# Suicide Trunk ?



## godspeed (Feb 15, 2005)

Anyone has one of these, i would like to see pictures if possible.

http://cgi.ebay.com/ebaymotors/ws/e...item=7966092151&category=6763&sspagename=WDVW

Thanks.


----------



## Psch91 (May 18, 2002)

Its considered a "flip flop trunk"

http://www.nissanforums.com/showthread.php?t=57556&highlight=flip+flop+trunk
http://www.nissanforums.com/showthread.php?t=7990&highlight=flip+flop+trunk


----------



## Nismo240 (Jul 24, 2004)

i was at a car show and a guy had did that with door hinges, but i don't remmeber how he did it.


----------



## xbrandonx (Mar 27, 2004)

Nismo240 said:


> i was at a car show and a guy had did that with door hinges, but i don't remmeber how he did it.


first link above you has a write up posted.


----------



## Nostrodomas (Jun 15, 2002)

It never works out. It will never sit right, it will leak, and rattle. Tust me, it isnt worth it. To many people have tried and failed. Inluding me.


----------



## mzanubis (Feb 19, 2003)

i never liked the look. always looked a little ricy and frankly stupid. take a lot of the usefullness out of the trunk as well. i mean, how are you gonna fit grocerys in there?!


----------



## xbrandonx (Mar 27, 2004)

you can set it to open the trunk normally. And it isn't usefull except at shows for show points.


----------



## JayL1967 (Apr 30, 2002)

Nostrodomas said:


> It never works out. It will never sit right, it will leak, and rattle. Tust me, it isnt worth it. To many people have tried and failed. Inluding me.

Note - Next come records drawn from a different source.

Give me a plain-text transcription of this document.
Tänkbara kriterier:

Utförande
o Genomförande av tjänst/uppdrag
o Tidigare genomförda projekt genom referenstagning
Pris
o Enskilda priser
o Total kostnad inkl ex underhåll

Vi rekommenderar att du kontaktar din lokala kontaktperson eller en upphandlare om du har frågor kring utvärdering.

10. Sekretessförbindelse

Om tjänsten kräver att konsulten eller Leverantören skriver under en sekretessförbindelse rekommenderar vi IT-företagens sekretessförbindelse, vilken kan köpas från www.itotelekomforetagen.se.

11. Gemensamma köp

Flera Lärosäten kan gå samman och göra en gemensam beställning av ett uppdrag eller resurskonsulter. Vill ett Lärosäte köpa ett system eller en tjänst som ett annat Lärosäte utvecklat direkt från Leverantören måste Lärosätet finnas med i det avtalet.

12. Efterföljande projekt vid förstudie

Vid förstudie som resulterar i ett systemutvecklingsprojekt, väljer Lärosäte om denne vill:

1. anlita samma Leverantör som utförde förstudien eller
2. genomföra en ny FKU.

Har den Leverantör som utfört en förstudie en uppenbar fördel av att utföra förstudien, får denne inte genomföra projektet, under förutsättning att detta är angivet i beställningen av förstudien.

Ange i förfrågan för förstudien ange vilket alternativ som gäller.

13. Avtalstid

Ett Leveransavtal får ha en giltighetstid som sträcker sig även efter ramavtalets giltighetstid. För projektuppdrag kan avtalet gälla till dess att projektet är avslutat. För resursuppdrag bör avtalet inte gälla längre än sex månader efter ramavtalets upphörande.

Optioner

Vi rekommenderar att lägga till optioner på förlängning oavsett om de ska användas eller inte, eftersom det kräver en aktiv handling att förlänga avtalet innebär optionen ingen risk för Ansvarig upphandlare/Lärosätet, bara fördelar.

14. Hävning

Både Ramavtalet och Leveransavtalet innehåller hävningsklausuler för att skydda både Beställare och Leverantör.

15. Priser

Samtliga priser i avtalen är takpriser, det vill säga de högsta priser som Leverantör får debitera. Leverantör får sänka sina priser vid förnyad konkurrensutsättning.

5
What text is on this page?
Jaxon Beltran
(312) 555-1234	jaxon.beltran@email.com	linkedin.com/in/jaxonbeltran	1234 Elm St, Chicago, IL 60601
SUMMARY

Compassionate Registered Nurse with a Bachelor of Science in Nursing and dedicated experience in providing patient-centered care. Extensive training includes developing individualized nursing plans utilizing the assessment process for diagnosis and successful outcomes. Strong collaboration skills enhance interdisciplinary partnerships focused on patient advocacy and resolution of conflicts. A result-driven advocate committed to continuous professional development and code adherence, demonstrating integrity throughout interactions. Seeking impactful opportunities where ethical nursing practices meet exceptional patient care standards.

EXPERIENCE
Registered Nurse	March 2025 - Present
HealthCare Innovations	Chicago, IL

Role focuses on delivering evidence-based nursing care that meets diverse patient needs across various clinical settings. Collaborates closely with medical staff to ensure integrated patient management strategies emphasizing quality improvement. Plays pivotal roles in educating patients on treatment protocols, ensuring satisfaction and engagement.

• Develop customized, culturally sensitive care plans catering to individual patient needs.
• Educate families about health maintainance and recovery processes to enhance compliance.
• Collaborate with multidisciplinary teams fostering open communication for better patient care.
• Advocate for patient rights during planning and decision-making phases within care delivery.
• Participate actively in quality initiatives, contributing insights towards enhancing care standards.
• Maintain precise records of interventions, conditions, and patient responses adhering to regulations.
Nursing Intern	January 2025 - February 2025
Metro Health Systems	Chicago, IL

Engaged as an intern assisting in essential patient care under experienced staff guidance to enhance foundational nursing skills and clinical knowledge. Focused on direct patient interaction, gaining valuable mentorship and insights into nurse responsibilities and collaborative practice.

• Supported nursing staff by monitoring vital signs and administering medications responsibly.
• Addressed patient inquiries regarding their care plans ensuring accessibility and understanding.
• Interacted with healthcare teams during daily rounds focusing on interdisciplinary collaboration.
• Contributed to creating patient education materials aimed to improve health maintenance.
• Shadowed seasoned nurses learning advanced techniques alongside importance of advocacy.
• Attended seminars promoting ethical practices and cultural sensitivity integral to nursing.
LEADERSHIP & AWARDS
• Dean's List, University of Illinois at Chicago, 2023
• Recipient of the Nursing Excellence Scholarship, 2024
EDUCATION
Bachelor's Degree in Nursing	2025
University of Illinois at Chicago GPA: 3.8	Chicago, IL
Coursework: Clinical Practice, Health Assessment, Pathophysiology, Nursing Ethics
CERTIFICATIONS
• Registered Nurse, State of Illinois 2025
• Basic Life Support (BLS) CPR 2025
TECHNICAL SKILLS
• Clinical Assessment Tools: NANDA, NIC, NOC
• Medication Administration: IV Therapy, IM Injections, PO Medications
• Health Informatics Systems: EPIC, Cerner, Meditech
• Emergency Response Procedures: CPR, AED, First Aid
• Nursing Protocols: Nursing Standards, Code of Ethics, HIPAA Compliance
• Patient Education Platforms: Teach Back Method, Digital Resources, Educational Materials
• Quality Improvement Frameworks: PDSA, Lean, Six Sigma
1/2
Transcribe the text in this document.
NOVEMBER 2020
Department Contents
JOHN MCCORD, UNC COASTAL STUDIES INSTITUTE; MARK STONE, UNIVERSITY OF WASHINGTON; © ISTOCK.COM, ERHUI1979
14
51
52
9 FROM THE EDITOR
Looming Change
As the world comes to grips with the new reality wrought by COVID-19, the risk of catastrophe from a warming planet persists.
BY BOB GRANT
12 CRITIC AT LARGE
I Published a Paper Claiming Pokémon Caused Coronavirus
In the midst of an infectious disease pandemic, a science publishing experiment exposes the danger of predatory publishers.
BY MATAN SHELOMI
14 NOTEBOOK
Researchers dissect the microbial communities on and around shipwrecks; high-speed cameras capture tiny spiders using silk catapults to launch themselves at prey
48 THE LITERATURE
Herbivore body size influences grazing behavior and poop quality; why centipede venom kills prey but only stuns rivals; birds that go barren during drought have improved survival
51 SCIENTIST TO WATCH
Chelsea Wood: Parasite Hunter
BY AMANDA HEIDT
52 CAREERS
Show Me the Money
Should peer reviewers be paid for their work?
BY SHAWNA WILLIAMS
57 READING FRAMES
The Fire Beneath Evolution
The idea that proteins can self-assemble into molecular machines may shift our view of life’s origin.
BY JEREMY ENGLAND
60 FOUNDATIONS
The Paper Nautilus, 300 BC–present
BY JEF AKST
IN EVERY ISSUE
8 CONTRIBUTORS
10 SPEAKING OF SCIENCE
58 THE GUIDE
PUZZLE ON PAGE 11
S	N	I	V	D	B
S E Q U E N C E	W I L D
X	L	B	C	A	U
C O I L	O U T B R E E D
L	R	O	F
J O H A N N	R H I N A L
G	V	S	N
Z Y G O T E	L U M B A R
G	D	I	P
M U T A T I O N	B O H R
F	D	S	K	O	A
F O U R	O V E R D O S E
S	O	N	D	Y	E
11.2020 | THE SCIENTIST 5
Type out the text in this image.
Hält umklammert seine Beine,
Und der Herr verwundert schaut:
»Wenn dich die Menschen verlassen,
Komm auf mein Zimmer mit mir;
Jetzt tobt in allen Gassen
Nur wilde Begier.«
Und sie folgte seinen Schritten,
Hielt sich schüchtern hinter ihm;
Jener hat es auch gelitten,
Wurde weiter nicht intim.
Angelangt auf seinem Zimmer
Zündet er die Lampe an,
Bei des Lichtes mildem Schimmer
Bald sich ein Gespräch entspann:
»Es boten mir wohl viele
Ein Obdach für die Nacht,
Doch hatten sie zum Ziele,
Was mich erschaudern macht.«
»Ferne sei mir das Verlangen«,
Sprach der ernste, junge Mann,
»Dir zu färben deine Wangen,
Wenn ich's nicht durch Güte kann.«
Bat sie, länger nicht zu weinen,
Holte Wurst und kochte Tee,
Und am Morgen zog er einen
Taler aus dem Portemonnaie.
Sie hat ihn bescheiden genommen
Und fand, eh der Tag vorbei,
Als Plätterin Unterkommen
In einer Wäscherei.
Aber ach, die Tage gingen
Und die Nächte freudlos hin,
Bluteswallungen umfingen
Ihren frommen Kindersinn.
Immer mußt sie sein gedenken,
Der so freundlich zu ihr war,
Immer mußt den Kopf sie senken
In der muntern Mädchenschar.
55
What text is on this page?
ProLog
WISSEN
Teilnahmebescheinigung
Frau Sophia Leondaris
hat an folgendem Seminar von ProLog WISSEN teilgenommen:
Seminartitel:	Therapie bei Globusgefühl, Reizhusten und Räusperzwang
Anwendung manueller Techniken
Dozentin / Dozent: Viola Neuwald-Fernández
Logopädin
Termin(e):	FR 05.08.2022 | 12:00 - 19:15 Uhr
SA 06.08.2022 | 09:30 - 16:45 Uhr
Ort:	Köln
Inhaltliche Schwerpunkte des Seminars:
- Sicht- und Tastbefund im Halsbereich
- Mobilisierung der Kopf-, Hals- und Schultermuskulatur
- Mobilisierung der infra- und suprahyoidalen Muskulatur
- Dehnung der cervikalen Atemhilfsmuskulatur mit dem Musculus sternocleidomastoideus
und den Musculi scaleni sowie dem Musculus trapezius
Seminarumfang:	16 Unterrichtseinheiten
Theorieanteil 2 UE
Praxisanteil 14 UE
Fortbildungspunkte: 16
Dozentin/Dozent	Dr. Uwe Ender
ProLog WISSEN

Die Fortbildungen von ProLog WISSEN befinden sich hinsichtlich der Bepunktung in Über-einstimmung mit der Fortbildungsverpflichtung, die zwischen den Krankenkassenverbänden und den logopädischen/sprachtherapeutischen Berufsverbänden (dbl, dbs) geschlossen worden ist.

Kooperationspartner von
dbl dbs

It works outfor me..  .. not problems at all....no leak and no noise .and it took me only 10 min to do it.


----------



## JayL1967 (Apr 30, 2002)

xbrandonx said:


> you can set it to open the trunk normally. And it isn't usefull except at shows for show points.


and I agree....is just for show points


----------



## myoung (Apr 15, 2002)

Psch91 said:


> Its considered a "flip flop trunk"


yea...unless you're riding in it I guess


----------



## myoung (Apr 15, 2002)

godspeed said:


> Anyone has one of these, i would like to see pictures if possible.
> 
> http://cgi.ebay.com/ebaymotors/ws/e...item=7966092151&category=6763&sspagename=WDVW
> 
> Thanks.


If you want to do it simply reasrch the info, don't pay some low life on ebay money for instructions..


----------



## xbrandonx (Mar 27, 2004)

myoung said:


> If you want to do it simply reasrch the info, don't pay some low life on ebay money for instructions..


as I said, there is a write up in one of the links posted.

The parts will cost you less then 10 bucks.


----------